Medicaid Spending on Prescriptions Has Risen Despite Lower Utilization

Although there’s been lower utilization of prescription medications, Medicaid spending on prescription drugs has increased, a recent report shows.

The KFF report relied on 2016 to 2022 State Drug Utilization Data, as well as CMS-64 Financial Management Reports from fiscal year 2017 to fiscal year 2022. It comes as states unwind the continuous enrollment provision, which prevented states from disenrolling Medicaid enrollees during the Covid-19 public health emergency. Because of the continuous enrollment provision, Medicaid and CHIP enrollment reached historic highs, peaking at 94.5 million people in April. This represents an increase of 23.1 million people from 2020.

But despite the growth in Medicaid enrollment, Medicaid prescription drug utilization was below fiscal year 2017 levels through fiscal year 2022, the researchers found. In 2017, there were 765.6 million prescriptions. In 2020, the number of prescriptions declined to 716.9 million.

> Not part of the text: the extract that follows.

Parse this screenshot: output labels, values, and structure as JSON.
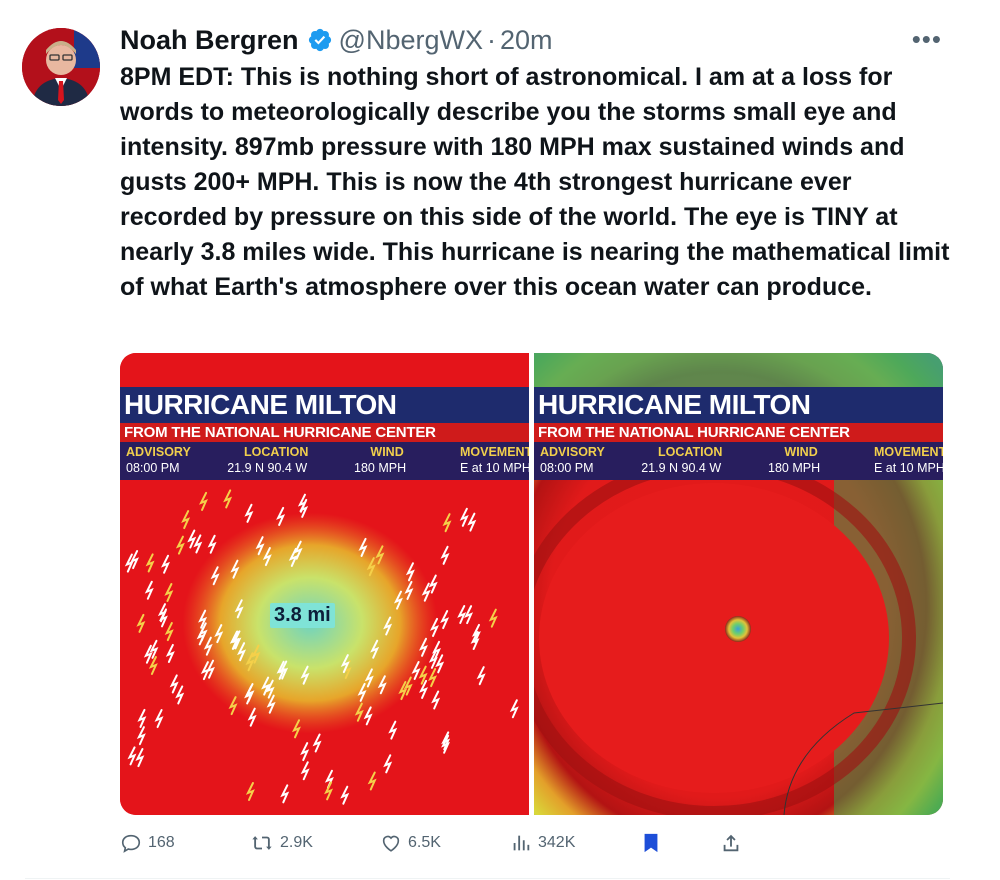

Then in 2022, the number of prescriptions increased to 761.1 million (but still less than in 2017). In 2017, there were 11.4 prescriptions per enrollee, versus 10.8 prescriptions per enrollee in 2020 and 9.4 prescriptions per enrollee in 2022. This proves that there was “lower drug utilization among those individuals enrolled during the continuous enrollment provision.”

Despite the decline in utilization of prescription drugs, net spending (spending after rebates) on Medicaid prescription drugs is estimated to have increased to $43.8 billion in 2022 from $29.8 billion in 2017. This represents a 47% increase. Net spending per prescription increased to $58 in 2022 from $39 in 2017. Gross Medicaid spending (spending before rebates) on outpatient prescription drugs also increased to $92.3 billion in 2022 from $64.7 billion in 2017.

The increase in Medicaid drug spending is likely due to the increased spending on high-cost brand drugs, KFF noted.

“Studies have found substantial drug price increases beyond the rate of inflation in recent years as well as increasing launch prices for new drugs,” the report stated.

What should healthcare stakeholders watch out for in the future? Millions of people are expected to lose Medicaid coverage as states unwind the continuous enrollment provision. This could “impact future drug utilization trends depending on how much enrollment declines and how the health needs of those remaining on the program change. While national utilization trends may remain relatively stable as they have in recent years, loss of Medicaid coverage on an individual level could have severe consequences for those who rely on regular access to prescription drugs,” KFF said.

The researchers added that there have been efforts at both the state and federal levels to lower prescription drug costs, such as the Inflation Reduction Act and proposed legislation that aims to tamp down on the practices of pharmacy benefit managers (PBMs). All states have also adopted at least one law directed at PBMs, KFF noted.